A boost to his career came in 2015 when he won the BC One Cypher India for the first time. Until then, the breaking culture was largely untapped in India, and Chaudhary became one of its initial faces. He began exploring the commercial aspect, and a couple of years later when he became BC One Cypher India champion again, Puma signed him on as a youth wing influencer.

He recalls being on a flight for the first time on a trip to South Korea in 2015, wondering how far he had come in breakdancing. “I started to feel I’m heading in the right direction. I saw the shock in my parents’ eyes; even they felt ‘this boy is doing something’. It proved to them that breakers can earn money and make a career for themselves.”

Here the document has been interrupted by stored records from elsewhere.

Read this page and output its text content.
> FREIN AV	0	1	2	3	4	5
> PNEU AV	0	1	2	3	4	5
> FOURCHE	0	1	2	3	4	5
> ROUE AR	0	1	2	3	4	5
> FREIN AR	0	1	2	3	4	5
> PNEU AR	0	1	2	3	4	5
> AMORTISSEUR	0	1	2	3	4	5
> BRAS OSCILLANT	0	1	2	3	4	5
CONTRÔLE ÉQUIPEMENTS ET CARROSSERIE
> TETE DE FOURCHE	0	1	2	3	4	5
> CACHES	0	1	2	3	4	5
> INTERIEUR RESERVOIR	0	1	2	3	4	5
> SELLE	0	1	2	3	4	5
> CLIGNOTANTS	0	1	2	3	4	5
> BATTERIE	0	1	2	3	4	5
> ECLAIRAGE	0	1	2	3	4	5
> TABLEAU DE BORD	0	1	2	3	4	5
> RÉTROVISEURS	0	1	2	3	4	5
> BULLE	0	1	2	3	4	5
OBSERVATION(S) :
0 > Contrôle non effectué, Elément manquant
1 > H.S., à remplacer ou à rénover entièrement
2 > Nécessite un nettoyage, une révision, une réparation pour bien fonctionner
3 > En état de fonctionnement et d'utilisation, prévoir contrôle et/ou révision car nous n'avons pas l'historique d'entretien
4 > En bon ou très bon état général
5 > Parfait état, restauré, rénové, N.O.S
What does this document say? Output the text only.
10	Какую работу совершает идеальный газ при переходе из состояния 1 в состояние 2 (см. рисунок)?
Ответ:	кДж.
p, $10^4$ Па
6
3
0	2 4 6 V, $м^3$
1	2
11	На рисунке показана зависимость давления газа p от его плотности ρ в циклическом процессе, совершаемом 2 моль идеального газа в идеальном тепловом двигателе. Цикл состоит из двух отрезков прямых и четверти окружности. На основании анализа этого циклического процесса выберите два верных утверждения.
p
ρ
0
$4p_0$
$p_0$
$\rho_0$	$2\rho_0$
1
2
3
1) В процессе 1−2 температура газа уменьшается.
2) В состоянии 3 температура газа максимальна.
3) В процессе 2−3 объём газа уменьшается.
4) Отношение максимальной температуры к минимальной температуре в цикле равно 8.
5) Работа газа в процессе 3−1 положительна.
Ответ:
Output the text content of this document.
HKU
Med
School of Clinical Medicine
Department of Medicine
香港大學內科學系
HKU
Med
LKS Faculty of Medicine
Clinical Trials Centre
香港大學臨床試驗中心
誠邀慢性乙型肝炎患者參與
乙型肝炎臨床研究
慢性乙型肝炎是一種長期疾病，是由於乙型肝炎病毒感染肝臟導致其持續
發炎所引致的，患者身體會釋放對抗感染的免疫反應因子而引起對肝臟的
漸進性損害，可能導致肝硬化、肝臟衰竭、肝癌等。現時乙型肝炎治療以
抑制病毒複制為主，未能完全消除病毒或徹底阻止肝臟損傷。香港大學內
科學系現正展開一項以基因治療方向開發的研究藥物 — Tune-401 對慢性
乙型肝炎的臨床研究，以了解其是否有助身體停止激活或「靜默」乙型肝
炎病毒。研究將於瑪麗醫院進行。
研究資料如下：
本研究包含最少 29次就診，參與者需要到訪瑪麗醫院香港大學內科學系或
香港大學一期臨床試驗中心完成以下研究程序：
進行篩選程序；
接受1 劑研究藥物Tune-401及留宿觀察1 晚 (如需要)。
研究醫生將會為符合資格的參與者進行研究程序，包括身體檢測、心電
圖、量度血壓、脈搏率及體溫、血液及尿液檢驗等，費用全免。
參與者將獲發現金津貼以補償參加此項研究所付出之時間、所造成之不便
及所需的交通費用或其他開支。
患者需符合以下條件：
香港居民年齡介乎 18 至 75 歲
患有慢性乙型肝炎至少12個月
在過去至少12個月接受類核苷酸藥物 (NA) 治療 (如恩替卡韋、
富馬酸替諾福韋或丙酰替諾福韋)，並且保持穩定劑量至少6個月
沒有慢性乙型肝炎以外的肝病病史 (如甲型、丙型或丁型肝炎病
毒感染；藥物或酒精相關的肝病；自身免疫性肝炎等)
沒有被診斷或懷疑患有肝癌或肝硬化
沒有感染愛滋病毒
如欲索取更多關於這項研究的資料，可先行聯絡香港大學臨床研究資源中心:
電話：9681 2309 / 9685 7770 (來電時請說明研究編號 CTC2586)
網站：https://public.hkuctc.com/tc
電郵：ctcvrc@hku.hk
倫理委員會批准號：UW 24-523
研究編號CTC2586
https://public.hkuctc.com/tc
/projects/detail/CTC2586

It’s this keenness that the trio hopes will seep into India with breakdancing set to become an Olympic sport. The final vote will be taken by the IOC in December, 2020.

THE ORIGIN

Though breakdancing is almost five decades old, the concept is new in India with terms like “stunts” and “circus” still used to describe it. Johanna feels the biggest benefit from its inclusion in Olympics will be that this perception will go. “It will legitimise the movement a lot more. Parents are going to be fine with their kids learning breaking. For me, that’s the biggest takeaway of it being at the Olympics,” she says.

Breakdancing was part of the 2018 Youth Olympics in Buenos Aires, and though some breakers fear it might lose its artistic touch once it is formalised as a sport, Chaudhary is not among them.

“Olympics is the best place for breaking to be,” he says. “It is more intense than any sport, and has all the qualities that should be there in an athlete and an Olympic sport. It needs balance, physical strength and mental dedication. It’s not easy to blend all of it.”

Chaudhary compares breaking to artistic gymnastics and hopes just like how budding Indian gymnasts were inspired by Dipa Karmakar’s 2016 Rio Games showing, the Olympics tag can provide breaking its own little place in the country.

“I see people in my locality wanting to become sportspersons, actors and musicians. I’m waiting for the day when a kid walks up to me and says, ‘I want to become a B-Boy or a B-Girl’.”

That kid could come from among the many wide-eyed spectators at the Famous Studios.